Lesson 7: Architecture and Data Flow of claude-mem

⏱ Est. reading time: 3 min Updated on 5/7/2026

7.1 Automated Capture Workflow

claude-mem utilizes a Hook mechanism to implement fully automated background recording:

  1. SessionStart: Injects relevant historical context at the beginning of a session.
  2. PostToolUse: The core stage. Every time Claude Code executes a tool (e.g., Edit or run_command), the Hook passes the operation context to the background Worker.
  3. Distillation: The Worker calls the LLM to "distill" the raw interaction into a structured Observation record (including type, summary, etc.).
  4. Storage: The record is written to the local SQLite database and a vector embedding is stored in Chroma.
  5. Stop: Generates a summary report of the entire session when it concludes.
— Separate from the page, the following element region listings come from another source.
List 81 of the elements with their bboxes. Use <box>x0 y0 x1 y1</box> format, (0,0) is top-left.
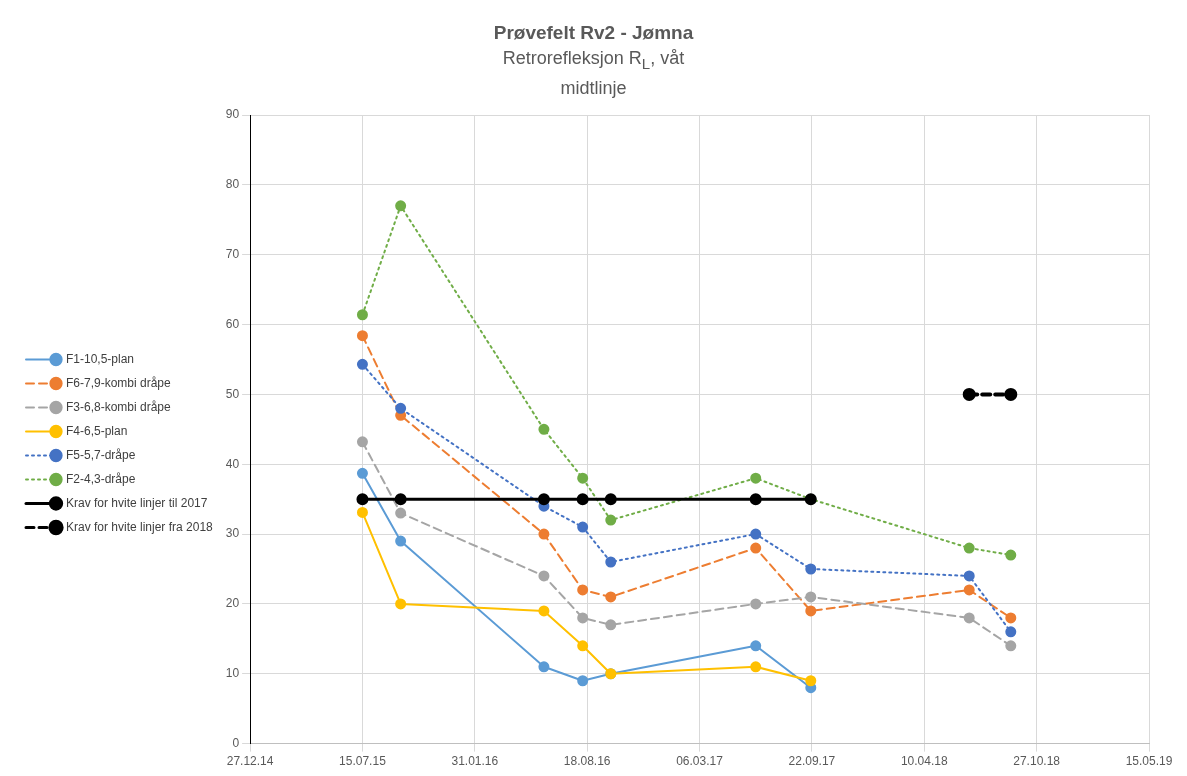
y-tick-label: 30 <box>225 526 240 541</box>
point <box>805 675 817 687</box>
legend-label: F1-10,5-plan <box>66 351 135 366</box>
y-tick-label: 50 <box>225 386 240 401</box>
point <box>537 493 550 506</box>
point <box>805 563 817 575</box>
point <box>356 436 368 448</box>
point <box>805 591 817 603</box>
point <box>356 467 368 479</box>
point <box>750 661 762 673</box>
y-tick-label: 0 <box>232 735 240 750</box>
legend-label: Krav for hvite linjer fra 2018 <box>66 519 214 534</box>
x-tick-label: 15.07.15 <box>339 754 387 769</box>
point <box>577 521 589 533</box>
y-tick-label: 90 <box>225 107 240 122</box>
y-tick-label: 80 <box>225 177 240 192</box>
point <box>805 605 817 617</box>
point <box>1005 549 1017 561</box>
point <box>1005 626 1017 638</box>
point <box>395 598 407 610</box>
point <box>356 358 368 370</box>
legend-label: F6-7,9-kombi dråpe <box>66 375 172 390</box>
point <box>577 472 589 484</box>
point <box>577 675 589 687</box>
x-tick-label: 31.01.16 <box>451 754 499 769</box>
legend-label: F5-5,7-dråpe <box>66 447 136 462</box>
point <box>395 507 407 519</box>
point <box>577 584 589 596</box>
y-tick-label: 20 <box>225 596 240 611</box>
point <box>963 542 975 554</box>
point <box>750 472 762 484</box>
point <box>577 612 589 624</box>
point <box>395 402 407 414</box>
point <box>577 640 589 652</box>
point <box>538 528 550 540</box>
x-tick-label: 15.05.19 <box>1125 754 1173 769</box>
legend-label: F2-4,3-dråpe <box>66 471 136 486</box>
point <box>605 556 617 568</box>
point <box>356 493 369 506</box>
point <box>538 570 550 582</box>
legend-label: F4-6,5-plan <box>66 423 128 438</box>
point <box>605 514 617 526</box>
text: Retrorefleksjon R$_{L}$, våt midtlinje <box>502 48 685 98</box>
y-tick-label: 70 <box>225 247 240 261</box>
point <box>395 200 407 212</box>
y-tick-label: 40 <box>225 456 240 471</box>
point <box>750 528 762 540</box>
point <box>963 612 975 624</box>
x-tick-label: 27.10.18 <box>1013 754 1061 769</box>
point <box>538 661 550 673</box>
point <box>750 598 762 610</box>
y-tick-label: 10 <box>225 666 240 681</box>
point <box>605 591 617 603</box>
point <box>1004 387 1018 401</box>
x-tick-label: 06.03.17 <box>676 754 724 769</box>
point <box>538 605 550 617</box>
point <box>1005 640 1017 652</box>
point <box>356 506 368 518</box>
point <box>604 493 617 506</box>
y-tick-label: 60 <box>225 316 240 331</box>
point <box>356 309 368 321</box>
point <box>538 423 550 435</box>
legend-label: Krav for hvite linjer til 2017 <box>66 495 208 510</box>
point <box>395 535 407 547</box>
point <box>750 640 762 652</box>
point <box>963 584 975 596</box>
point <box>750 542 762 554</box>
point <box>962 387 976 401</box>
point <box>1005 612 1017 624</box>
x-tick-label: 27.12.14 <box>226 754 274 769</box>
x-tick-label: 22.09.17 <box>788 754 836 769</box>
point <box>963 570 975 582</box>
point <box>576 493 589 506</box>
legend-label: F3-6,8-kombi dråpe <box>66 399 172 414</box>
point <box>749 493 762 506</box>
point <box>356 330 368 342</box>
point <box>394 493 407 506</box>
x-tick-label: 18.08.16 <box>563 754 611 769</box>
point <box>605 619 617 631</box>
chart-title: Prøvefelt Rv2 - Jømna <box>492 22 695 44</box>
x-tick-label: 10.04.18 <box>900 754 948 769</box>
7.2 Data Flow During Retrieval

When the LLM needs to query history, the data flows as follows:

  • Initiate Query: The LLM calls the search MCP tool.
  • Hybrid Retrieval: The system simultaneously performs full-text matching in SQLite and semantic vector calculations in Chroma.
  • Return Results: Returns a compressed list of IDs.
  • Deepen Context: The LLM further calls timeline or get_observations to retrieve full details as needed.

7.3 Three-Layer Storage Abstraction

To balance performance and functionality, claude-mem builds a three-tier data structure:

  • Raw Layer: The original .jsonl session logs generated by Claude Code (located in ~/.claude/projects/*/sessions/).
  • Distillation Layer: The Observation records distilled by claude-mem, stored in SQLite and Chroma.
  • Usage Layer: Injected into the System Prompt via Hooks or read by the LLM via MCP tools.

7.4 Data Privacy and Compliance

Important Note: Although the data is stored locally, the "distillation" process requires calls to the remote LLM API. This means:

  • Context from every tool call is sent to Anthropic for summarization.
  • For sensitive projects, you should disable this plugin in .claude/settings.local.json to ensure data security.